La chute brutale des marchés d’actions en mars 2020 et la volatilité des cours de bourse sur l’ensemble de l’année se sont traduites par une plus grande activité des investisseurs particuliers et l’irruption de nouveaux investisseurs, qui expliquent la progression du nombre de dossiers reçus l’an dernier à la Médiation. Au cours de cette année, les épargnants ont eu moins recours au courrier postal : pour la première fois, ils ont utilisé majoritairement le formulaire internet pour saisir la Médiation (58 % contre 27 % en 2019).

Les demandes reçues par formulaire étant plus pertinentes car triées en amont, le nombre de dossiers entrant dans le champ de compétence du médiateur a fortement augmenté, avec 1 479 dossiers reçus au total (+ 14 % par rapport à 2019) dont 966 demandes entrant dans le champ de compétence (+ 27 %), note le rapport. Ce dernier montre également que la consultation du journal de bord du médiateur, qui décrypte chaque mois, sur le site de l’AMF, un dossier, en respectant l’anonymat des parties, a bondi de 50 % pour atteindre 57 000 visites en 2020, soit 4 757 visites par mois.

Les dossiers reçus à la Médiation ont reflété les réactions, parfois diamétralement opposées, des investisseurs à la forte correction boursière de mars 2020, certains tentant d’enrayer la baisse de valeur de leur portefeuille, d’autres profitant du recul des cours pour se lancer, commente le rapport. De nombreux dossiers ont ainsi eu trait aux problèmes d’exécution d’ordres de bourse d’investisseurs novices, parfois par méconnaissance des règles de base de l’investissement en actions, parfois par manque d’information suffisamment claire, que ce soit sur les valeurs liquidatives d’OPCVM ou sur les contraintes propres à un établissement. Les litiges portant sur une mauvaise exécution, une mauvaise information ou un mauvais conseil ont représenté 90 % des dossiers traités.

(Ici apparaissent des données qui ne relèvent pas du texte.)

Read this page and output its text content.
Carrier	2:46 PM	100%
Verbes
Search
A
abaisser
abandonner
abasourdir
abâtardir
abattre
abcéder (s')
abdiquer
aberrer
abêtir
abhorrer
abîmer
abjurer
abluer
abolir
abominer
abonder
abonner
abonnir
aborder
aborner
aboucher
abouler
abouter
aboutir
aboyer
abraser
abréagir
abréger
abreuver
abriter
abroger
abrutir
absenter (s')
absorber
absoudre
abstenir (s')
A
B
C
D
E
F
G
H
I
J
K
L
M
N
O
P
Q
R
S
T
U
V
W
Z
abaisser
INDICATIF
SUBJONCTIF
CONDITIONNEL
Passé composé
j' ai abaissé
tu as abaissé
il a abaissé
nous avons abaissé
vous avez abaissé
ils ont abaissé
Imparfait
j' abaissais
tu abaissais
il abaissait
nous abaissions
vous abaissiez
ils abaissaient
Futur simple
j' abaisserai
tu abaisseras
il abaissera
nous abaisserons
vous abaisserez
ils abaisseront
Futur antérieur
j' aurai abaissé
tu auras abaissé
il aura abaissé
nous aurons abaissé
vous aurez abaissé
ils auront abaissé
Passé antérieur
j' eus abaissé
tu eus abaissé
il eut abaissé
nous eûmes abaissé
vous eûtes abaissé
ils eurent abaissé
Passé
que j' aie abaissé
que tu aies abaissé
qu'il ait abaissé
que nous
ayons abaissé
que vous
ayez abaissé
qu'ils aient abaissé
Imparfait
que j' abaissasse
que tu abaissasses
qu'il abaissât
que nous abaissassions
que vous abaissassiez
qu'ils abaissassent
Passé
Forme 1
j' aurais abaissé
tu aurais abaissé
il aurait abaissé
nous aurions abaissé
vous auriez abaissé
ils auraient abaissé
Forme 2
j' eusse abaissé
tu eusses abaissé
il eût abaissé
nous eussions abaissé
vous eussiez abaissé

Le médiateur rappelle ainsi les points sur lesquels les épargnants doivent se montrer vigilants mais aussi les bonnes pratiques souhaitables de la part des établissements financiers, en particulier en matière d’information. 

-L’épargne salariale et les PEA toujours en tête des motifs de saisine  

Les saisines relatives à l’épargne salariale sont, pour la première fois, en recul (260 demandes reçues contre 287 en 2019), tout en demeurant le sujet de litige principal.

Le nombre de dossiers concernant un plan d’épargne en actions (PEA), deuxième motif de saisine, a augmenté. Le médiateur reçoit de plus en plus souvent des dossiers portant sur les délais de transfert des PEA, qui semblent s’accroître. Les règles contraignantes concernant l’éligibilité des titres et leur souscription ou cession sont aussi sources de litiges et d’erreurs, de la part des épargnants comme des établissements.

-Une explosion du nombre de dossiers liés à des placements frauduleux

Par ailleurs, le médiateur a reçu 95 dossiers susceptibles de relever d’une escroquerie. Parmi ces dossiers, un litige de masse a concerné 60 épargnants se déclarant victimes d’une même personne. Dans le rapport annuel, le médiateur explique le procédé et les arguments utilisés par cet acteur pour convaincre les épargnants qui ont, pour la plupart, perdu l’intégralité des sommes investies dans de prétendus « livrets » et le trading de produits financiers spéculatifs.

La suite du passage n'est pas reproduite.